Pour les gens du peuple et de la petite bourgeoisie, l’armée demeure le principal moyen d’ascension sociale, comme en témoigne la formidable carrière des maréchaux. Issu de la petite noblesse bourguignonne, Davout reçoit plus de 920 000 francs de dotation de la part de l’Empereur. Prévoyant, il achète la terre de Savigny, la ferme de Champagne, le moulin de la Bretèche et des dizaines d’arpents de terre et de forêts, se constituant ainsi un domaine conséquent près de Paris, sur lequel il se comporte en seigneur d’Ancien Régime.

Il se réserve le droit de chasse sur ses terres et surveille ses fermiers, dont il exige les fermages avec une grande âpreté. A ces propriétés s’ajoute à Paris l’hôtel de Monaco, rue Saint Dominique, acheté pour 225 000 francs.

Mais le cas des maréchaux reste exceptionnel. Si les militaires reçoivent dotations et Légions d’honneur, nombreux sont ceux qui finiront leur vie modestement….quand ils ne sont pas morts sur les champs de bataille.

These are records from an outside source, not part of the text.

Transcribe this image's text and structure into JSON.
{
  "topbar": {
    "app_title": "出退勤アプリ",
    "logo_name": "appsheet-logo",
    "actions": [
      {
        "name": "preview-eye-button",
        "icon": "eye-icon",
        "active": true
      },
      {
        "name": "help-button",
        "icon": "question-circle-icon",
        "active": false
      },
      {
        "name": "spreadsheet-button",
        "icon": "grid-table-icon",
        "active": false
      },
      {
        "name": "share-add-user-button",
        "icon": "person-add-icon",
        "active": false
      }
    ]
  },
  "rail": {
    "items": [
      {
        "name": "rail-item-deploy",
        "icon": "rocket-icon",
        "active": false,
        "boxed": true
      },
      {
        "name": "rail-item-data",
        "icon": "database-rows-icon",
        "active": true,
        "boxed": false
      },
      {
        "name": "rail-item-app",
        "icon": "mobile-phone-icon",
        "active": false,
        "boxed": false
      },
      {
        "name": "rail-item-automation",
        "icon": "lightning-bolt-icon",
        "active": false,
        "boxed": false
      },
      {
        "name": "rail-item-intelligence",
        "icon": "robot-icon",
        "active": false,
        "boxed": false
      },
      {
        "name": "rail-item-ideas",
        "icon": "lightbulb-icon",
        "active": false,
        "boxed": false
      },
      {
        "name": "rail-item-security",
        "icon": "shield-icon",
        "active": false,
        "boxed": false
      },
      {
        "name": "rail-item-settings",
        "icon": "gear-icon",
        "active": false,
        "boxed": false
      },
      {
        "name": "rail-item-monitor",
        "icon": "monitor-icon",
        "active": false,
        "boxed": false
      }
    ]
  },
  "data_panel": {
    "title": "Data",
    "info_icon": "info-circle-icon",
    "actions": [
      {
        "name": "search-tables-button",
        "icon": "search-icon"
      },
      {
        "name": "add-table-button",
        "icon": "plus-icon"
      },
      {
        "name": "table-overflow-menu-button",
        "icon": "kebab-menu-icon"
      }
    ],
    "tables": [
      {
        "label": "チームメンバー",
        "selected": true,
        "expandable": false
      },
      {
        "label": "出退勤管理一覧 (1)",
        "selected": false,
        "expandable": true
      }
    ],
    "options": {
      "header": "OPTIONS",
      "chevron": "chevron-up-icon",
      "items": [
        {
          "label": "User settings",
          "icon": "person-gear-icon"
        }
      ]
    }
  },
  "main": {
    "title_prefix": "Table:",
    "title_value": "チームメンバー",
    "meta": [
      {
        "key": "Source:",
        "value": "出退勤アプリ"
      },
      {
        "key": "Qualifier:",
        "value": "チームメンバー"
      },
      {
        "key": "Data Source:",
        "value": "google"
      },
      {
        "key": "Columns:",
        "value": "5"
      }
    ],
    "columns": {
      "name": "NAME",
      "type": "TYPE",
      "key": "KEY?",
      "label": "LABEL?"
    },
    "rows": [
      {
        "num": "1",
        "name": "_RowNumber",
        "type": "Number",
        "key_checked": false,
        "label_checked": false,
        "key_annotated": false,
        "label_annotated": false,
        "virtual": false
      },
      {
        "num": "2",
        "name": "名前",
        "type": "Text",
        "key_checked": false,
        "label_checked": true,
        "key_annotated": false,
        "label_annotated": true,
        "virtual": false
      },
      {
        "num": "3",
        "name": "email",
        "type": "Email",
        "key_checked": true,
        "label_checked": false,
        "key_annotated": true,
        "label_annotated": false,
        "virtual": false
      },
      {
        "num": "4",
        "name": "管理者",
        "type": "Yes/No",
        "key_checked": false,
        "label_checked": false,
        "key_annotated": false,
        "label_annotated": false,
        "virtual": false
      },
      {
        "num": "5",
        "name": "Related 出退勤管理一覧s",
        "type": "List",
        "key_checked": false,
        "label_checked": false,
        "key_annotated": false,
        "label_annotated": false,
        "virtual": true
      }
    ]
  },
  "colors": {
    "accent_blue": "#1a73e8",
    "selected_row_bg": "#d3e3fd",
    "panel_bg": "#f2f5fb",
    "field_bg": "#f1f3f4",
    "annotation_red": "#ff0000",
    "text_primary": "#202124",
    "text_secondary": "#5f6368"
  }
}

Le retour des émigrés s’accélère sous l’Empire, après la levée des séquestres sur leurs biens, le 28 vendémiaire an IX. Les émigrés, dont la fortune était inférieure à 100 000 francs, peuvent ainsi réclamer la restitution de leurs biens non vendus, et l’on voit nombre d’entre eux faire le siège des gens en place pour obtenir cette restitution. Dans l’Ouest, le Centre ou le Midi, où les ventes avaient été faibles, beaucoup réussissent à récupérer leurs terres. Les plus habiles avaient fait appel à des prête-noms ou arrangé un divorce pour sauvegarder leur bien. Les plus grosses fortunes comme les ducs de Choiseul-Praslin et de Luynes parviennent à reconstituer leurs anciens domaines.